Advisers with His Majesty’s Revenue and Customs answered just 20.5 million out of 38 million calls in 2022-23, the last year for which full data is available, the National Audit Office said Wednesday in a report. Based on 11 months of data, it projected a deterioration in the rate for 2023-24 to 16.3 million calls answered out of 36.5 million.

The NAO’s damning report found that the HMRC is on track to miss its correspondence targets for a fifth year in a row and that taxpayers are spending on average more than four times as long waiting to speak to an adviser on the phone as they did in 2018-19.

“HMRC’s telephone and correspondence services have been below its target service levels for too long,” NAO chief Gareth Davies said. “While many of its digital services work well, they have not made enough of a difference to customers, some of whom have been caught in a declining spiral of service.”

The failings are the latest illustration of the toll on public services after a decade of austerity policies under the Conservative government, followed by efforts to rein in public spending in the wake of the record government largess shown during the Covid-19 pandemic.

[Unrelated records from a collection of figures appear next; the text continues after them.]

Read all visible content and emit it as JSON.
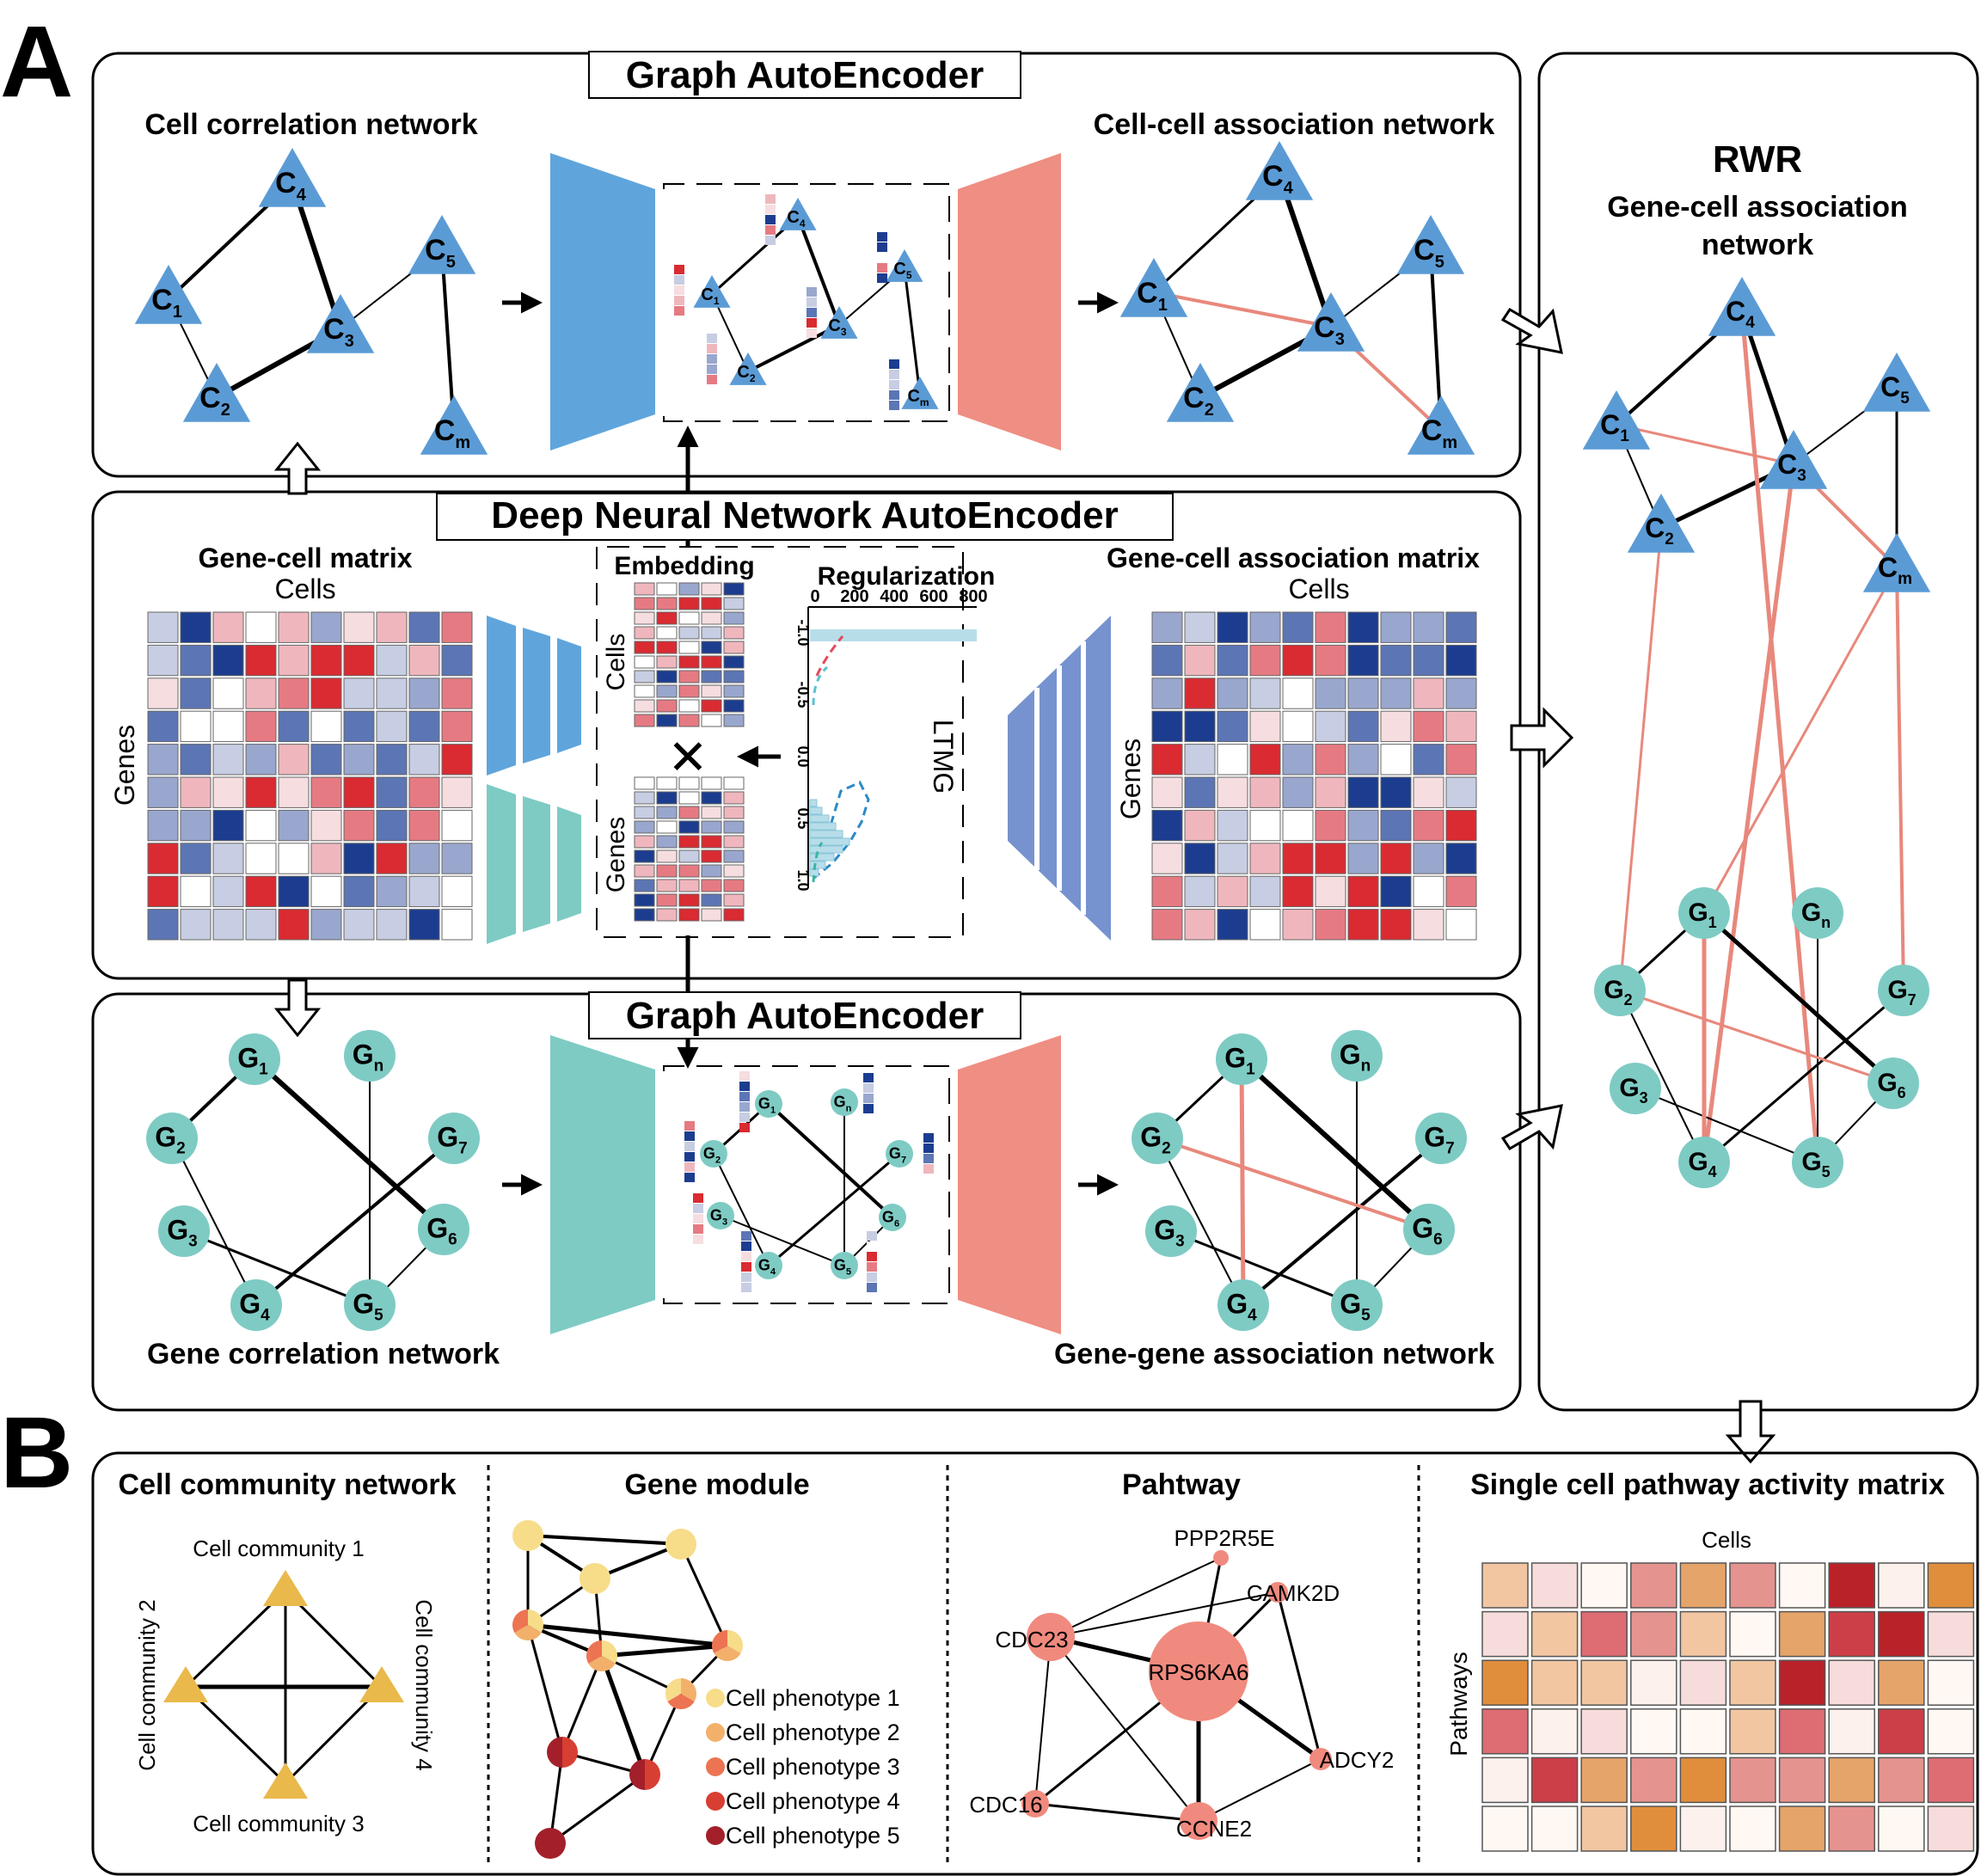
{
  "panel_letters": {
    "a": "A",
    "b": "B"
  },
  "section_a": {
    "gae_title": "Graph AutoEncoder",
    "cell_corr_title": "Cell correlation network",
    "cell_assoc_title": "Cell-cell association network",
    "dnn_title": "Deep Neural Network AutoEncoder",
    "gene_cell_matrix_title": "Gene-cell matrix",
    "gene_cell_assoc_matrix_title": "Gene-cell association matrix",
    "cells_label": "Cells",
    "genes_label": "Genes",
    "embedding_title": "Embedding",
    "regularization_title": "Regularization",
    "ltmg_label": "LTMG",
    "reg_x_ticks": [
      "0",
      "200",
      "400",
      "600",
      "800"
    ],
    "reg_y_ticks": [
      "-1.0",
      "-0.5",
      "0.0",
      "0.5",
      "1.0"
    ],
    "gae2_title": "Graph AutoEncoder",
    "gene_corr_title": "Gene correlation network",
    "gene_assoc_title": "Gene-gene association network",
    "rwr_title": "RWR",
    "rwr_subtitle_1": "Gene-cell association",
    "rwr_subtitle_2": "network"
  },
  "node_labels": {
    "c": "C",
    "g": "G",
    "subs": {
      "s1": "1",
      "s2": "2",
      "s3": "3",
      "s4": "4",
      "s5": "5",
      "s6": "6",
      "s7": "7",
      "sm": "m",
      "sn": "n"
    }
  },
  "section_b": {
    "community_title": "Cell community network",
    "community_labels": [
      "Cell community 1",
      "Cell community 2",
      "Cell community 3",
      "Cell community 4"
    ],
    "gene_module_title": "Gene module",
    "phenotypes": [
      "Cell phenotype 1",
      "Cell phenotype 2",
      "Cell phenotype 3",
      "Cell phenotype 4",
      "Cell phenotype 5"
    ],
    "pathway_title": "Pahtway",
    "pathway_genes": [
      "PPP2R5E",
      "CAMK2D",
      "CDC23",
      "RPS6KA6",
      "ADCY2",
      "CDC16",
      "CCNE2"
    ],
    "activity_title": "Single cell pathway activity matrix",
    "activity_cells_label": "Cells",
    "activity_pathways_label": "Pathways"
  },
  "colors": {
    "cell_node": "#5b9bd5",
    "gene_node": "#7ecbc4",
    "encoder_blue": "#5fa5dc",
    "encoder_teal": "#7ecbc4",
    "decoder_red": "#ef8e82",
    "decoder_slate": "#7693cf",
    "new_edge": "#e8887c",
    "community": "#e9b94c",
    "pathway_node": "#f08a7e",
    "phenotypes": [
      "#f7dc8a",
      "#f3b06b",
      "#ec7452",
      "#d73f32",
      "#a3202a"
    ]
  }
}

Prime Minister Rishi Sunak — who was then Chancellor of the Exchequer — in 2021 asked HMRC to find savings worth £75 million ($94 million) a year by 2024-25, a target the tax authority has struggled to meet, despite cutting staffing by 9% over four years. 

The third largest government department cleared just 76% of queries within 15 working days in the first 11 months of 2023-24, according to the NAO. There was an average wait time of nearly 23 minutes, compared to five minutes five years earlier.

The NAO found that the tax authority’s telephone workload is coming down more slowly than projected as it tries to shift customer service online. That’s in part due to increased demand, as fiscal drag brings more people into the tax system, and to more complex queries, with advisers having to spend longer on average dealing with each call.

In recognition of HMRC’s struggles to meet its targets, the Treasury on Monday announced £51 million of new funding for the tax authority to service its phone lines. That will mean “everyone can rest assured there will be someone at the end of the phone, ready to speak,” Treasury Minister Nigel Huddlestone said in a statement.